You know why they call it a pound cake? They say it’s because you use a pound of all the ingredients, which is uh… you… no. Not really. For example, Martha Stewart uses nine eggs in hers, and that, well… nine eggs?! Are you insane?! (I’m sorry, Martha, but nine eggs is too much). Anyway, I’m going to tell you my mom’s recipe for the classic pound cake, with a lazy twist. I say lazy, but I found it out by being impatient and forgetful and skipping steps. I know… but it’s good, trust me, you’ll thank me later.
First of all, you’ll need the ingredients, which yield two regular cake tins:
4 Eggs (medium or large)
1 cup Soft or Melted Butter
2 cups Sugar
1 tbs. Vanilla Sugar
2 tsp.
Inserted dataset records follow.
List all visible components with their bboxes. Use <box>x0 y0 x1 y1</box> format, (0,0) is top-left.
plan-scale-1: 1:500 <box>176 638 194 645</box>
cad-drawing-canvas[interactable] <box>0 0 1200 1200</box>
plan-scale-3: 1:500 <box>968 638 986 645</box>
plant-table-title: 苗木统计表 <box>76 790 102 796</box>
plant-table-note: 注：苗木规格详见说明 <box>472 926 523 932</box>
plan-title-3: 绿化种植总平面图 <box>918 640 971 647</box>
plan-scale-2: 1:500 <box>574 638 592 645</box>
Baking Powder
1 tsp. Baking Soda
3 cups Flour
1 cup Milk
Like all pound cakes and even certain baking doughs and batters, you have to add the flour and milk, then gradually, sift the flour, add a little milk at a time, then separate the yolks from the egg whites, beat the egg whites into a rigid foam and then combine the two mixtures carefully with a flat spoon from bottom to top slowly… until you die a little inside.
Fuck that. Listen.
Put ALL the ingredients together and mix (with a mixer…) until you get an even, homogeneous batter, which you will then pour into your two baking-paper-lined cake tins, half way, and chuck ‘em in the oven you’ve preheated, no doubt, at 180℃, on the middle tray.
You can check on your babies after about 40 minutes, see how they’re doing.
They’ll turn golden brown, and the top will crack and you have to let them sit until the inside of the crack has browned as well. Then they’re done.
Take the two loaves out and let them cool for five to ten minutes in their trays, then lift them out of their trays by their paper “handles”, and finally, gently remove the paper.
You should let them cool for a bit under a dry cloth if you can control yourself.
And even after cutting a few slices, if you’re that disciplined and won’t eat the whole thing, cover it back with the cloth so it won’t dry up as fast.